But Mohammed’s father refused to believe the army’s version of events.
“The closest he ever got to resisting [against Israel] was by attending the Great March of Return protests a few times,” Hani said of his son. “He never held a gun, he didn’t participate in any military groups and I’m sure he didn’t know how to make a grenade.
“If the boys crossed the border, I bet they did it for entertainment only and were unaware of what the consequences could be. The Israelis are lying.”
The news of the three teenagers’ deaths has hit their families hard.
“Mohammed was a very quiet boy who wanted to study agricultural engineering at university next year so he could look after the lands we own,” Hani said. “But now Israel killed him and his dream.”
Mohammed’s younger brother, 16-year-old Hamza, vowed to take up his brother’s academic goals as his own.
Salem’s father, Zuweid al-Naami, said that he felt lost. The Naami family lives in a Bedouin village and Salem, the eldest of six children, used to help him herd sheep.
“Salem helped our neighbours, those who are very poor. He brought them some food from our land,” Zuweid told MEE. “He had a very kind heart.”
He denied that his son would have carried out an attack.
“My son never participated in any military activities,” Zuweid said. “If he crossed through the fence, why couldn’t have Israel warned him to go back instead of killing him? This is Israel’s way.
“We don’t even know for sure if my son is dead,” he added. “All we know is that Israel published their ID photos and names. We don’t have their bodies.”
Palestinian high school students demonstrate, calling for the return of their three classmates’ bodies (MEE/Waleed Mosleh)
The family of Mahmoud, the third boy killed, remained in a state of shock, telling MEE they refused to accept that their son was dead until they saw his body.
On Thursday, hundreds of the boys’ schoolmates protested in the Maghazi refugee camp, demanding accountability for their deaths.
The boys’ bodies have not been returned, and neither the International Committee of the Red Cross nor Gaza’s Al-Mezan Centre for Human Rights has been able to secure any further information.
But Mervat Nahala, an attorney at Al-Mezan, told MEE she thought the wait would be long, based on past experience.

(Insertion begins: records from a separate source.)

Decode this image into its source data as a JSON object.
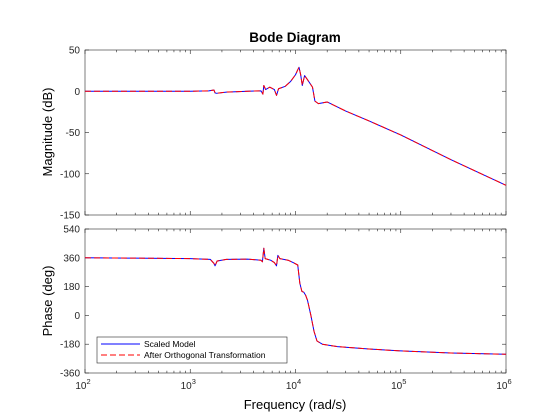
{
  "chart_data": {
    "type": "line",
    "title": "Bode Diagram",
    "xlabel": "Frequency  (rad/s)",
    "x_scale": "log",
    "xlim": [
      100,
      1000000
    ],
    "x_ticks": [
      100,
      1000,
      10000,
      100000,
      1000000
    ],
    "grid": false,
    "legend_placement": "bottom-left",
    "legend_panel": "phase",
    "colors": {
      "scaled_model": "#0000ff",
      "after_orthogonal": "#ff0000"
    },
    "panels": [
      {
        "id": "magnitude",
        "ylabel": "Magnitude (dB)",
        "ylim": [
          -150,
          50
        ],
        "y_ticks": [
          50,
          0,
          -50,
          -100,
          -150
        ],
        "series": [
          {
            "name": "Scaled Model",
            "style": "solid",
            "points": [
              [
                100,
                0
              ],
              [
                300,
                0
              ],
              [
                1000,
                0
              ],
              [
                1500,
                0.5
              ],
              [
                1680,
                1.5
              ],
              [
                1720,
                -2
              ],
              [
                1780,
                -2.5
              ],
              [
                2200,
                -1
              ],
              [
                3500,
                0
              ],
              [
                4700,
                0.5
              ],
              [
                4900,
                -3.5
              ],
              [
                5000,
                7
              ],
              [
                5200,
                2
              ],
              [
                5700,
                5
              ],
              [
                6300,
                2
              ],
              [
                6600,
                -5
              ],
              [
                6900,
                3
              ],
              [
                8000,
                6
              ],
              [
                9000,
                12
              ],
              [
                10000,
                20
              ],
              [
                10500,
                26
              ],
              [
                10800,
                29
              ],
              [
                11200,
                20
              ],
              [
                11600,
                7
              ],
              [
                12200,
                19
              ],
              [
                13000,
                14
              ],
              [
                14500,
                5
              ],
              [
                15300,
                -12
              ],
              [
                16500,
                -15
              ],
              [
                20000,
                -13
              ],
              [
                30000,
                -24
              ],
              [
                50000,
                -36
              ],
              [
                100000,
                -53
              ],
              [
                300000,
                -83
              ],
              [
                1000000,
                -114
              ]
            ]
          },
          {
            "name": "After Orthogonal Transformation",
            "style": "dashed",
            "points": [
              [
                100,
                0
              ],
              [
                300,
                0
              ],
              [
                1000,
                0
              ],
              [
                1500,
                0.5
              ],
              [
                1680,
                1.5
              ],
              [
                1720,
                -2
              ],
              [
                1780,
                -2.5
              ],
              [
                2200,
                -1
              ],
              [
                3500,
                0
              ],
              [
                4700,
                0.5
              ],
              [
                4900,
                -3.5
              ],
              [
                5000,
                7
              ],
              [
                5200,
                2
              ],
              [
                5700,
                5
              ],
              [
                6300,
                2
              ],
              [
                6600,
                -5
              ],
              [
                6900,
                3
              ],
              [
                8000,
                6
              ],
              [
                9000,
                12
              ],
              [
                10000,
                20
              ],
              [
                10500,
                26
              ],
              [
                10800,
                29
              ],
              [
                11200,
                20
              ],
              [
                11600,
                7
              ],
              [
                12200,
                19
              ],
              [
                13000,
                14
              ],
              [
                14500,
                5
              ],
              [
                15300,
                -12
              ],
              [
                16500,
                -15
              ],
              [
                20000,
                -13
              ],
              [
                30000,
                -24
              ],
              [
                50000,
                -36
              ],
              [
                100000,
                -53
              ],
              [
                300000,
                -83
              ],
              [
                1000000,
                -114
              ]
            ]
          }
        ]
      },
      {
        "id": "phase",
        "ylabel": "Phase (deg)",
        "ylim": [
          -360,
          540
        ],
        "y_ticks": [
          540,
          360,
          180,
          0,
          -180,
          -360
        ],
        "series": [
          {
            "name": "Scaled Model",
            "style": "solid",
            "points": [
              [
                100,
                360
              ],
              [
                300,
                358
              ],
              [
                1000,
                355
              ],
              [
                1550,
                350
              ],
              [
                1680,
                325
              ],
              [
                1720,
                310
              ],
              [
                1800,
                340
              ],
              [
                2200,
                350
              ],
              [
                3500,
                352
              ],
              [
                4700,
                345
              ],
              [
                4850,
                335
              ],
              [
                5000,
                420
              ],
              [
                5150,
                355
              ],
              [
                5800,
                345
              ],
              [
                6300,
                330
              ],
              [
                6600,
                310
              ],
              [
                6800,
                375
              ],
              [
                7100,
                355
              ],
              [
                8500,
                345
              ],
              [
                9500,
                330
              ],
              [
                10500,
                315
              ],
              [
                11000,
                200
              ],
              [
                11500,
                150
              ],
              [
                12000,
                145
              ],
              [
                12500,
                125
              ],
              [
                13000,
                95
              ],
              [
                14000,
                0
              ],
              [
                15000,
                -100
              ],
              [
                16000,
                -160
              ],
              [
                18000,
                -180
              ],
              [
                25000,
                -195
              ],
              [
                50000,
                -210
              ],
              [
                100000,
                -222
              ],
              [
                300000,
                -235
              ],
              [
                1000000,
                -243
              ]
            ]
          },
          {
            "name": "After Orthogonal Transformation",
            "style": "dashed",
            "points": [
              [
                100,
                360
              ],
              [
                300,
                358
              ],
              [
                1000,
                355
              ],
              [
                1550,
                350
              ],
              [
                1680,
                325
              ],
              [
                1720,
                310
              ],
              [
                1800,
                340
              ],
              [
                2200,
                350
              ],
              [
                3500,
                352
              ],
              [
                4700,
                345
              ],
              [
                4850,
                335
              ],
              [
                5000,
                420
              ],
              [
                5150,
                355
              ],
              [
                5800,
                345
              ],
              [
                6300,
                330
              ],
              [
                6600,
                310
              ],
              [
                6800,
                375
              ],
              [
                7100,
                355
              ],
              [
                8500,
                345
              ],
              [
                9500,
                330
              ],
              [
                10500,
                315
              ],
              [
                11000,
                200
              ],
              [
                11500,
                150
              ],
              [
                12000,
                145
              ],
              [
                12500,
                125
              ],
              [
                13000,
                95
              ],
              [
                14000,
                0
              ],
              [
                15000,
                -100
              ],
              [
                16000,
                -160
              ],
              [
                18000,
                -180
              ],
              [
                25000,
                -195
              ],
              [
                50000,
                -210
              ],
              [
                100000,
                -222
              ],
              [
                300000,
                -235
              ],
              [
                1000000,
                -243
              ]
            ]
          }
        ]
      }
    ]
  }
}
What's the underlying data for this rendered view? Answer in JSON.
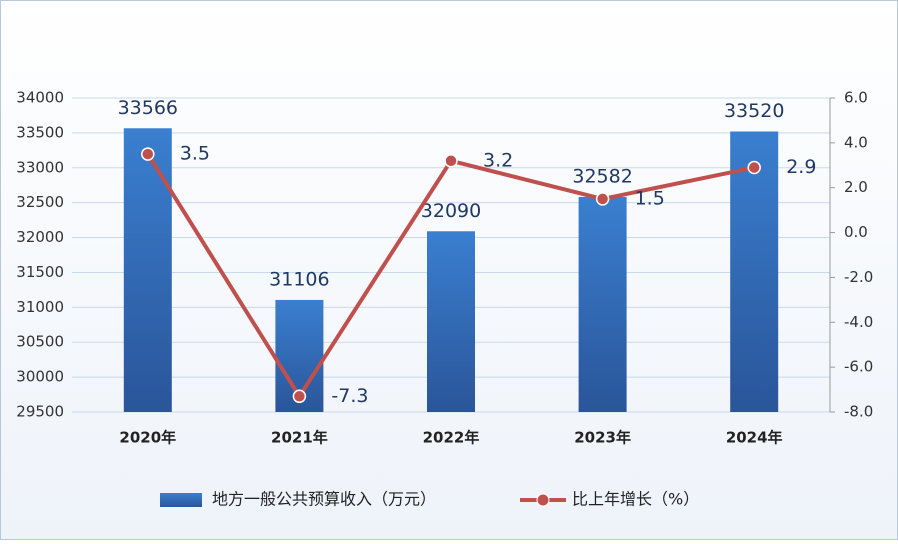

Israeli Defence Minister Naftali Bennett called in December for the bodies of Palestinians killed while allegedly carrying out attacks against Israelis to be held by Israeli authorities. That practice has been slammed by human rights groups as amounting to collective punishment and inflicting undue further grief on families – especially as, in many cases, Muslim custom calls for prompt burial.